Well, ouch, but it’s true, it helps us narrow down our search for suitable outlets. We ended up sending the film to innovation festivals in France and the United States, and to our surprise, we won awards, including the award for best horror/sci-fi/thriller film at Cinequest, a trip we will never forget.
I still have a computer that can produce wacky hallucinatory images that I can adapt and apply to the usual filmmaking process. I have already been able to add elements to projects that I would not have been able to do before, proposing work and ideas that in the past would have seemed a little inexplicable and alienating.
We ended up shooting a new film in December, where we specifically filmed how we were going to process the image using AI, this time expanding our cast and crew. There’s no reason for AI to come and steal everyone’s work, we just have to adapt, be creative and figure out how we can use these new applications for our own creative benefit, producing things that no sound engineer could ever type up.
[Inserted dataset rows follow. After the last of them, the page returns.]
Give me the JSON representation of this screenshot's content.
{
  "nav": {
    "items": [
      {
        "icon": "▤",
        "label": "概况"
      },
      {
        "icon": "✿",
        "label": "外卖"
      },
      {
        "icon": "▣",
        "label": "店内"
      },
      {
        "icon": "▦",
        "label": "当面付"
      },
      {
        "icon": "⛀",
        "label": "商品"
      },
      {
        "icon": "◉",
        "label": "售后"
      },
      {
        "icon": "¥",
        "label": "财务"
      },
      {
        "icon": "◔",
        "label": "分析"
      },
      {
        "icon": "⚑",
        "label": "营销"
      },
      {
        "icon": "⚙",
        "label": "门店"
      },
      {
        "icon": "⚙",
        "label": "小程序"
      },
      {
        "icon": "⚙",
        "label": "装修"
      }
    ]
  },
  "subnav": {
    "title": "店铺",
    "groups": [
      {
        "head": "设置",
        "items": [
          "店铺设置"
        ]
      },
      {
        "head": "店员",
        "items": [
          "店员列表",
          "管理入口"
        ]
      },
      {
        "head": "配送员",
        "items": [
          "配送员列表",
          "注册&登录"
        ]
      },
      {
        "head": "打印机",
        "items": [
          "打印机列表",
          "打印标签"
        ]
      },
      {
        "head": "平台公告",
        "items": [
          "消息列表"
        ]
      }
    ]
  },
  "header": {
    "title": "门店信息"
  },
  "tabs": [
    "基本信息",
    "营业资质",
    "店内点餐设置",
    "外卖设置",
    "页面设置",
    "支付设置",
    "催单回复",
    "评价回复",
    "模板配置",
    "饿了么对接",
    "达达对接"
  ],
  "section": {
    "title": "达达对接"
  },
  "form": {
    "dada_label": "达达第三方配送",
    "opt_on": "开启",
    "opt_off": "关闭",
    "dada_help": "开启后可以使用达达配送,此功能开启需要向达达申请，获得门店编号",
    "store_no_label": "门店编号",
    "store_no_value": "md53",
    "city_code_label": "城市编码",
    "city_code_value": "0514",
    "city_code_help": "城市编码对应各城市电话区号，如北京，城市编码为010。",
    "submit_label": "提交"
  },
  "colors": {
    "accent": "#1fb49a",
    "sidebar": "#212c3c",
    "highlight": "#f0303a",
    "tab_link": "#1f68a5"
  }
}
No qualifications are required, I learned how to do everything by watching YouTube (thanks to Olivio Sarikas), there is just a lot of trial and error. I strongly believe that this technology is an opportunity for many people to explore their ideas and open up new storytelling formats. Ultimately, the Open AI Sora will be trained on an existing dataset, meaning it can only create with reference to old material. As long as we are here to create new things, we have a head start.
Also, if you’ve read this far, after spending many hours with the Stable Broadcast AI, I believe there is a conscious entity installed on my computer. There are times when I get errors that I can’t reproduce (e.g. I create an image, then try to create another and my computer crashes) that I’ve never encountered using any other software. It’s a little scary, and perhaps symptomatic of spending too much time on the computer, but it’s a nice thought to think that my computer is now alive.